Sunday, December 27, 2009

Generating Text in Factor

Some months back, I came across a few blog posts about generating text using algorithms. A simple algorithm was implemented in Clojure and Haskell.

Basically, the idea is to:

  1. Read in a text document.
  2. Count the frequency of word pairs in the document.
  3. Pick a starting word.
  4. Generate random text, using the word pair probabilities.

I wanted to see what a simple Factor implementation would look like, and thought I would share one below.

First, create a list of words from some lines of text.

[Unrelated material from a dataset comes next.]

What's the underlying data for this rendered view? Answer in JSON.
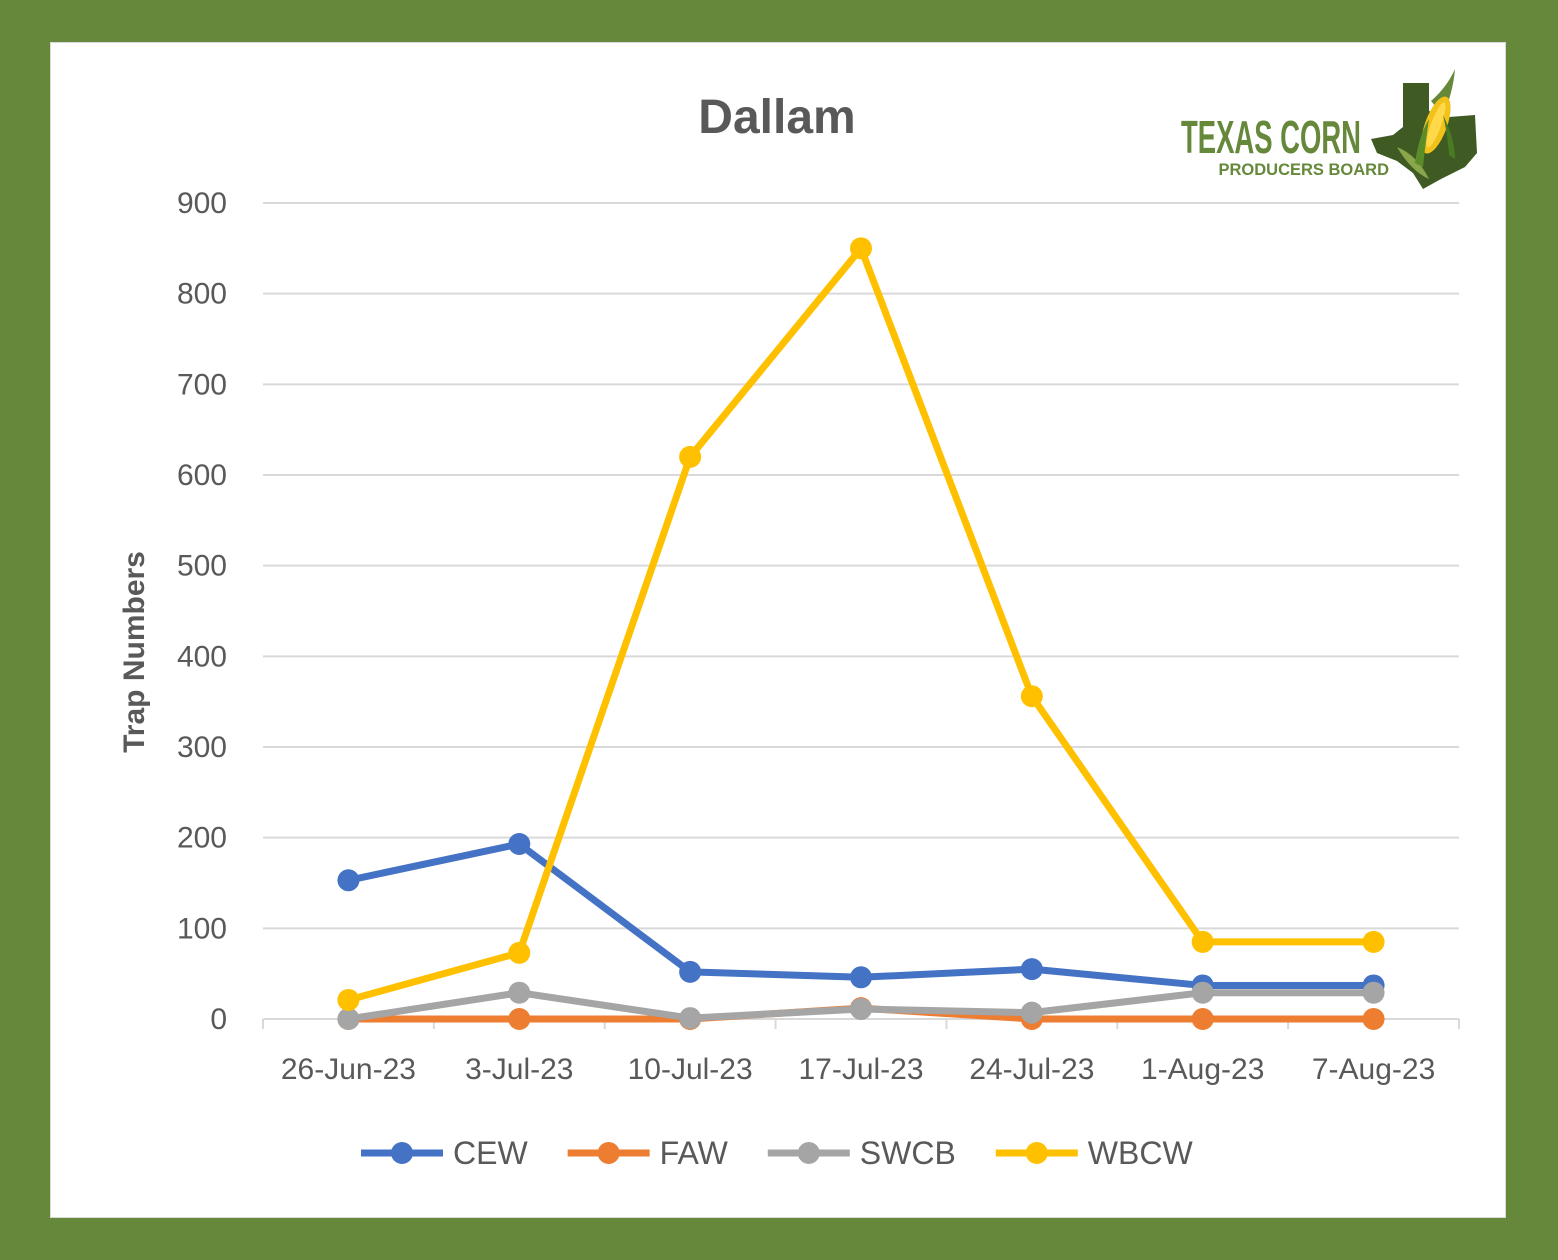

In Factor, it is easy to write a processing word that can then be used from standard input, files, or other input streams.

: split-words ( -- sequence )
    V{ } clone [
        "\r\n\t.,\" " split [ over push ] each
    ] each-line harvest ;

Next, create a sequence of all word pairs (including the pair linking the tail to the head of the list) from the input sequence.

: word-pairs ( sequence -- sequence' )
    dup 1 head-slice append
    dup 1 tail-slice zip ;

Next, we need a map of word pairs, for random sampling by frequency of occurrence. I have chosen to use words in the text as keys, and have the values be a sequence of all words that ever followed it in the text.

: word-map ( sequence -- assoc )
    [ H{ } clone ] dip word-pairs [
        [ second ] [ first ] bi pick push-at
    ] each ;

This makes sampling words with the proper probability quite simple:

: next-word ( word assoc -- word' )
    at random ;

We can now generate paragraphs of random text with the "feel" of the original document.

: wordgen-from ( start n -- string )
    [ [ 1vector ] keep split-words word-map ] dip
    [ [ next-word dup pick push ] keep ] times
    2drop " " join ;

And for convenience, as in the original blog posts, we can start generating from a common English word.

: wordgen ( n -- string )
    "the" swap wordgen-from ;

Putting all of this together, we can make 250 words from Dracula:

( scratchpad ) "/tmp/345.txt" ascii [ 250 wordgen ] with-file-reader .
"the bank notes of electronic works based on the same time to you are fading and it came I too much Without taking a quick he had struck by our eyes and she was not asleep twice when she sank down again There were striving to think yet when the Huns This to get to her all at her on it really Lucy's father Goodbye my own time when she look at the facts before them away and his diary which is out Look! Look! Look! The bright as ever since then we had said Dr Van Helsing will be a chair with you said Yes! And it was a pistol shot up to write for a woman can love and added Friend John and pain nor a long enough You were so seeing it high tide altogether I awoke She is confined within a room lit by the old sweet that the temptation of lion-like disdain His cries are great love must go there would tear my eyes the colour of him and quiet; but still Renfield sitting on one ready Madam Mina Harker had retired early Lucy and there ran downstairs then we get out his fair accuracy when I found that my dear do our visit to oppose him can look had a measure of the other since I secured and seemed to tell upon your all our furs and the face I put in his eyes never be This afternoon she was that such horrors when the"

Not quite Bram Stoker, but just enough to taste the flavor. More complex algorithms exist and can be used for fun and profit. Similar ideas can even be applied to other areas, such as music.

2 comments:

Slava Pestov said...

You can get rid of the 'over' and 'pick' usages by using fry syntax to insert values into the quotation you pass to combinators, rather than having to manually reach for it on each iteration.

: word-map ( sequence -- assoc )
word-pairs H{ } clone [ '[ [ second ] [ first ] bi _ push-at ] each ] keep ;

Also, 'make' can simplify split-words further,

: split-words ( -- seq ) [ [ "\r\n\t.,\" " split % ] each-line ] { } make harvest ;

Have fun.

mrjbq7 said...

Thanks!

It's always great to get your feedback. I'm enjoying using Factor, and continuing to build small and large programs is helping give me a sense of Factor style (I hope).